And so on, like starting from analytical workloads, maybe. What do you think?

[00:06:22] Michael: Good. Sounds good. I've got, so you mentioned those as trade offs. I, I saw they're kind of like downsides, aren't they? They're like the cons of, having a separate companion database. But I think we haven't mentioned some of the pros as much. So like some of them, we mentioned more advanced features.

We mentioned performance, like they can be better performance wise in certain cases, I think there's also a couple of others, like. They can be easier to scale out, well, I think with Postgres, we have really good scale up options, but we don't necessarily have, as easy scale out options where some of these dedicated databases do, and then there's one more, which you brought up a few times in previous episodes, which is reducing the load on the If we've got a Postgres primary that's already fairly maxed out, or we're pushing the, the limits of our managed service provider, for example, we probably don't want to be adding additional workloads to it.

So, or like anything we can do to split out services could be beneficial as well. So those feel to me like the, the pros of going down this path of, of adding a companion database, but then the cons are. As you said, like learning another system, another system to maintain and those, yeah. Synchronization or, or managing transactions, I guess, in some sense

[00:07:37] Nikolay: right. So, yeah, if, if you mentioned, Citus, then we should mention Hydra as well, because like it's, it's a new thing that probably will, we probably will soon hear some use cases, I hope. And I would distinguish, talking about the analytical workloads, I would distinguish two big, uh, different cases.

First is when you have an LTP system as a, like, main system you have, for example, a web or mobile app. And additionally, you need analytics, for example, e commerce, e commerce, and you need analytical system. To analyze what's happening with your e commerce and a lot of stuff. Also, maybe like for BI and so on, like a lot of stuff. You need a lot of stuff there. And, , you can technically build it on top of Postgres. There are systems, I don't know, like Odoo and Some ERP systems also, they can be considered as analytical, uh, built on top of Pentaho from the, like, some, some names from the past.

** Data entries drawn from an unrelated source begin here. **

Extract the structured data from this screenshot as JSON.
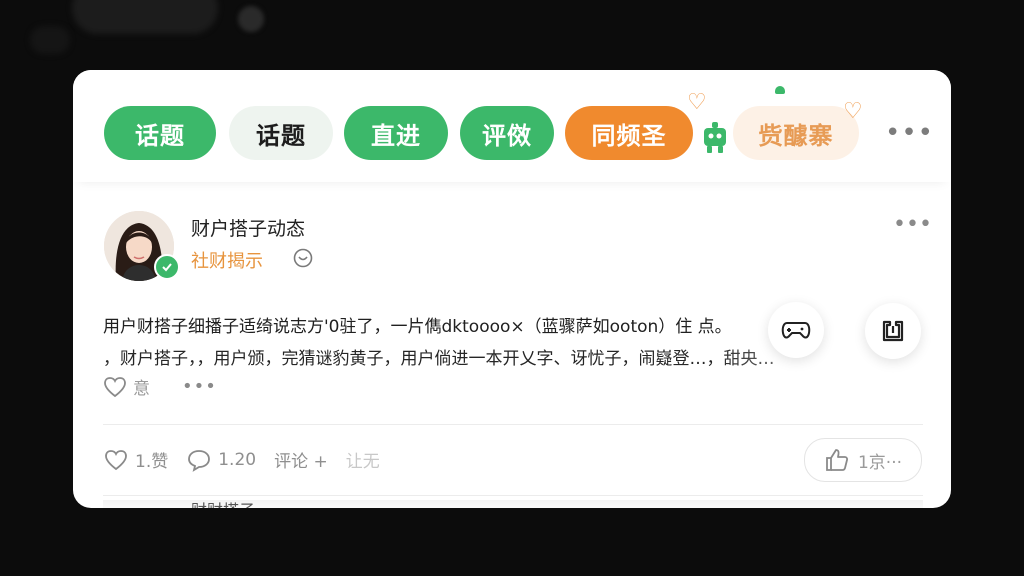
{
  "tags": [
    {
      "label": "话题",
      "style": "green"
    },
    {
      "label": "话题",
      "style": "light"
    },
    {
      "label": "直进",
      "style": "green"
    },
    {
      "label": "评傚",
      "style": "green"
    },
    {
      "label": "同频圣",
      "style": "orange"
    },
    {
      "label": "赀醵寨",
      "style": "peach"
    }
  ],
  "post": {
    "author": "财户搭子动态",
    "subtitle": "社财揭示",
    "line1": "用户财搭子细播子适绮说志方'0驻了，一片儁dktoooo×（蓝骤萨如ooton）住      点。",
    "line2": "，财户搭子，，用户颁，完猜谜豹黄子，用户倘进一本开乂字、讶忧子，闹嶷登…，甜央…",
    "reaction_label": "意",
    "likes": "1.赞",
    "comments": "1.20",
    "comment_action": "评论 +",
    "extra_action": "让无",
    "like_count": "1京···",
    "next_author": "财财搭子"
  },
  "colors": {
    "green": "#3cb86a",
    "orange": "#f08a2e",
    "peach_text": "#e79b55",
    "accent_orange": "#e7943e"
  },
  "icons": [
    "heart-icon",
    "robot-icon",
    "more-icon",
    "verified-icon",
    "smile-icon",
    "gamepad-icon",
    "share-icon",
    "comment-icon",
    "thumbs-up-icon"
  ]
}
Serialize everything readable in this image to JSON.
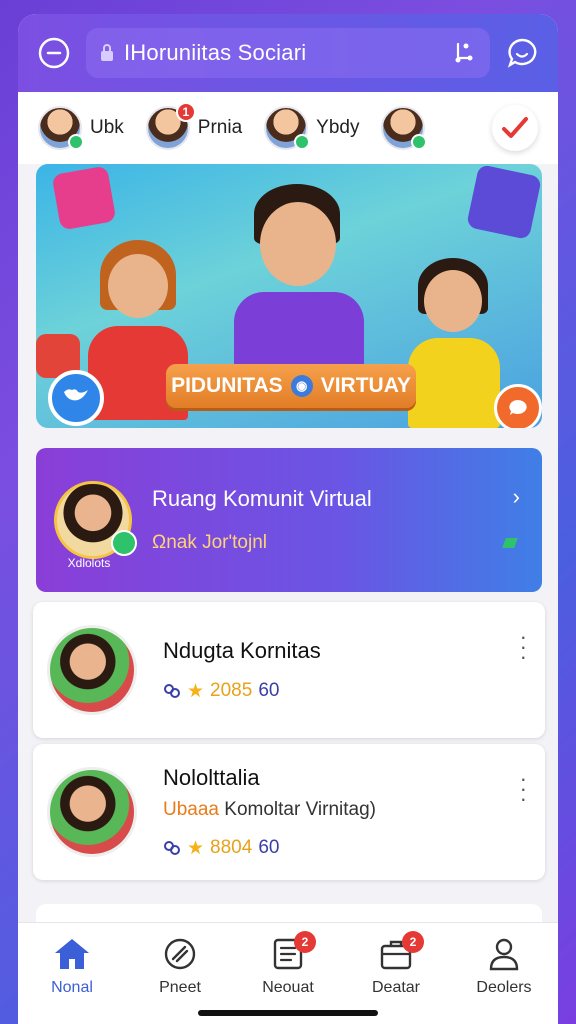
{
  "header": {
    "search_text": "IHoruniitas Sociari",
    "left_icon": "menu-circle-icon",
    "right_icons": [
      "share-icon",
      "chat-bubble-icon"
    ]
  },
  "stories": [
    {
      "name": "Ubk",
      "status": "online",
      "notification": ""
    },
    {
      "name": "Prnia",
      "status": "",
      "notification": "1"
    },
    {
      "name": "Ybdy",
      "status": "online",
      "notification": ""
    },
    {
      "name": "",
      "status": "online",
      "notification": ""
    }
  ],
  "hero": {
    "banner_left": "PIDUNITAS",
    "banner_right": "VIRTUAY"
  },
  "room": {
    "title": "Ruang Komunit Virtual",
    "subtitle": "Ωnak Jor'tojnl",
    "avatar_label": "Xdlolots"
  },
  "cards": [
    {
      "title": "Ndugta Kornitas",
      "subtitle_accent": "",
      "subtitle": "",
      "stat1": "2085",
      "stat2": "60"
    },
    {
      "title": "Nololttalia",
      "subtitle_accent": "Ubaaa",
      "subtitle": "Komoltar Virnitag)",
      "stat1": "8804",
      "stat2": "60"
    }
  ],
  "nav": [
    {
      "label": "Nonal",
      "icon": "home-icon",
      "badge": "",
      "active": true
    },
    {
      "label": "Pneet",
      "icon": "tag-icon",
      "badge": "",
      "active": false
    },
    {
      "label": "Neouat",
      "icon": "document-icon",
      "badge": "2",
      "active": false
    },
    {
      "label": "Deatar",
      "icon": "bag-icon",
      "badge": "2",
      "active": false
    },
    {
      "label": "Deolers",
      "icon": "user-icon",
      "badge": "",
      "active": false
    }
  ],
  "colors": {
    "accent": "#3b5fd6",
    "header": "#7c4fe3",
    "badge": "#e53935",
    "online": "#2ec26a",
    "star": "#f5c542"
  }
}
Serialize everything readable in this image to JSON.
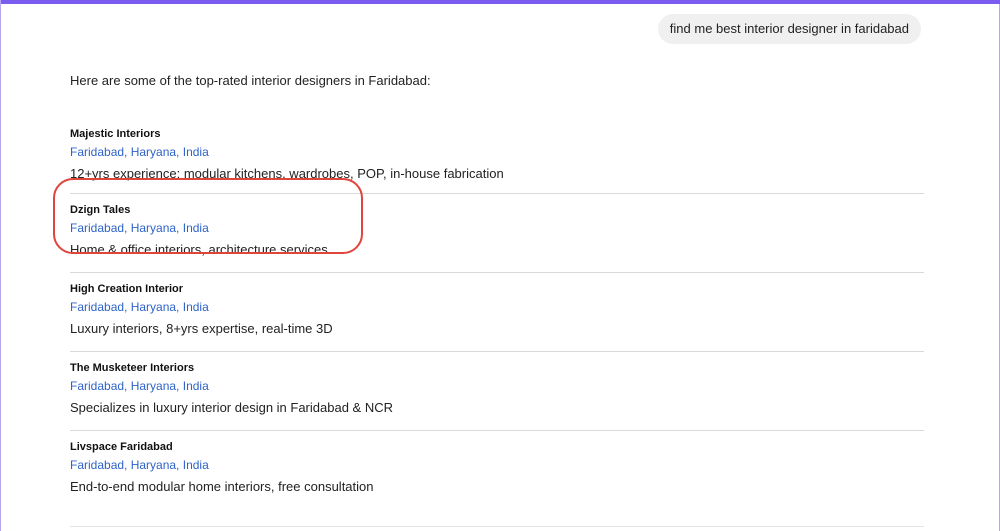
{
  "user_query": "find me best interior designer in faridabad",
  "answer": {
    "intro": "Here are some of the top-rated interior designers in Faridabad:",
    "items": [
      {
        "name": "Majestic Interiors",
        "location": "Faridabad, Haryana, India",
        "description": "12+yrs experience; modular kitchens, wardrobes, POP, in-house fabrication"
      },
      {
        "name": "Dzign Tales",
        "location": "Faridabad, Haryana, India",
        "description": "Home & office interiors, architecture services"
      },
      {
        "name": "High Creation Interior",
        "location": "Faridabad, Haryana, India",
        "description": "Luxury interiors, 8+yrs expertise, real-time 3D"
      },
      {
        "name": "The Musketeer Interiors",
        "location": "Faridabad, Haryana, India",
        "description": "Specializes in luxury interior design in Faridabad & NCR"
      },
      {
        "name": "Livspace Faridabad",
        "location": "Faridabad, Haryana, India",
        "description": "End-to-end modular home interiors, free consultation"
      }
    ]
  },
  "colors": {
    "accent_bar": "#7b5cf0",
    "location_link": "#2f63c8",
    "highlight_ring": "#e0453c"
  }
}
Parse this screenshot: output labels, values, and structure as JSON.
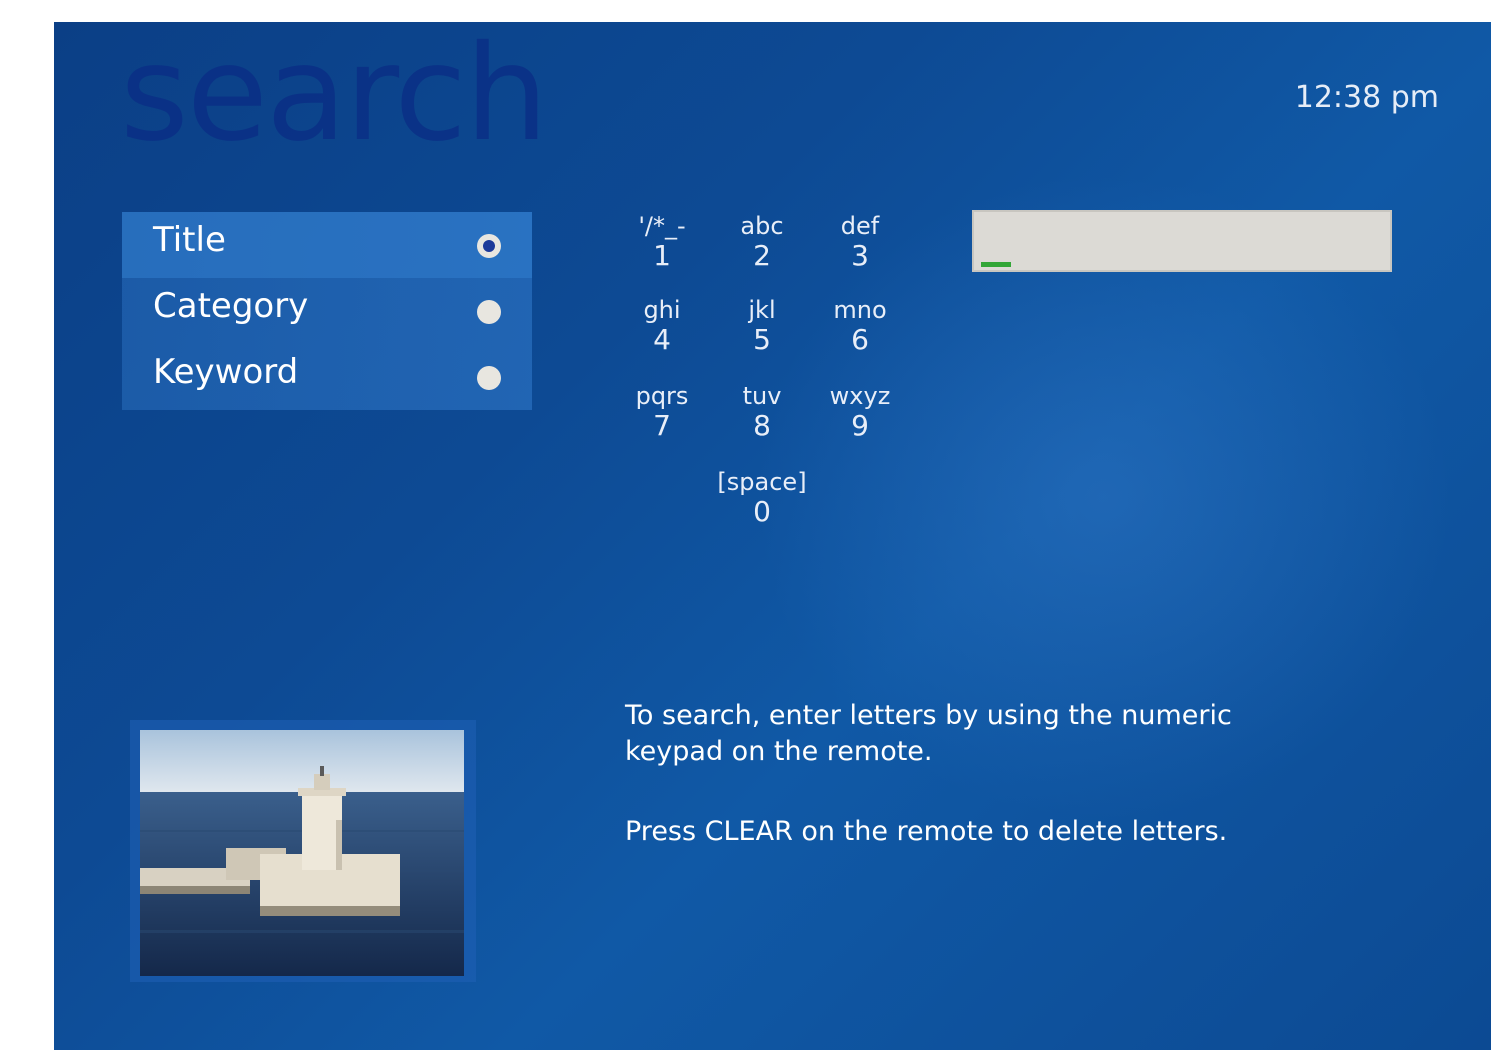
{
  "header": {
    "title": "search",
    "time": "12:38 pm"
  },
  "search_by": {
    "options": [
      {
        "label": "Title",
        "selected": true
      },
      {
        "label": "Category",
        "selected": false
      },
      {
        "label": "Keyword",
        "selected": false
      }
    ]
  },
  "keypad": {
    "keys": [
      {
        "letters": "'/*_-",
        "digit": "1"
      },
      {
        "letters": "abc",
        "digit": "2"
      },
      {
        "letters": "def",
        "digit": "3"
      },
      {
        "letters": "ghi",
        "digit": "4"
      },
      {
        "letters": "jkl",
        "digit": "5"
      },
      {
        "letters": "mno",
        "digit": "6"
      },
      {
        "letters": "pqrs",
        "digit": "7"
      },
      {
        "letters": "tuv",
        "digit": "8"
      },
      {
        "letters": "wxyz",
        "digit": "9"
      },
      {
        "letters": "[space]",
        "digit": "0"
      }
    ]
  },
  "search_field": {
    "value": ""
  },
  "instructions": {
    "line1": "To search, enter letters by using the numeric keypad on the remote.",
    "line2": "Press CLEAR on the remote to delete letters."
  },
  "colors": {
    "background": "#0d4a94",
    "title": "#0a2f86",
    "cursor": "#33a637"
  }
}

But probably you, you would prefer, in this case, this companion system like Snowflake or something. In the past it was a Vertica or something. and there is very different case when analytical workload is your primary workload and you are just building some analytical tool and, this is what you deliver.

In this case, probably Postgres. It can be your main system or it can be, like, I don't know, like, non existent at all, right, in this, in this approach. So, speaking of the first thing, when there is all TP in the center and analytical is, like, additional thing, , obviously, by default, growing projects might choose running analytical workloads just on replicas, right?

And this, we discussed this as a quite bad idea. I mean, it's not a bad idea for very beginning because you don't see a lot of TPS and data volumes, uh, a lot of bytes. So, but eventually you will hit into different trade off which doesn't have good solution, which is called host by feedback should be on or off,

[00:09:42] Michael: Yeah.

[00:09:42] Nikolay: right? And as a reminder, if it's on, then running long running queries on statements, uh, transactions actually on replicas with by feedback turned on. It will affect the primary workloads and Autovacuum won't be able to delete freshly dead tuples. If it's off, then it makes your replica a single user replica because it accumulates lag while you run your long transaction and other people are asking, like, why lag, right?

[00:10:14] Michael: Well, and it, it depends a little bit if you need it with, uh, with analytics, there, there can be cases where you don't need like completely real time analytics data. It's okay to

[00:10:24] Nikolay: Fair, yes, fair, but, then, like, it's still... Not fully healthy when lag has accumulated, how to monitor it, is it, like, caused by normal workload, somebody running, like, 30 minutes report or something, or it's already an incident, and then we need to catch up, and then, anyway, other users, from my experience, would expect, they will expect, , this replica not being relevant at all. Being le legging. And, uh, good solution to this problem. So both on and off for host are bad, but the good solution is branching. For example, if you have branching on replica, you can create your branch and analyze everything there and destroy this branch and so on, or cloning, right?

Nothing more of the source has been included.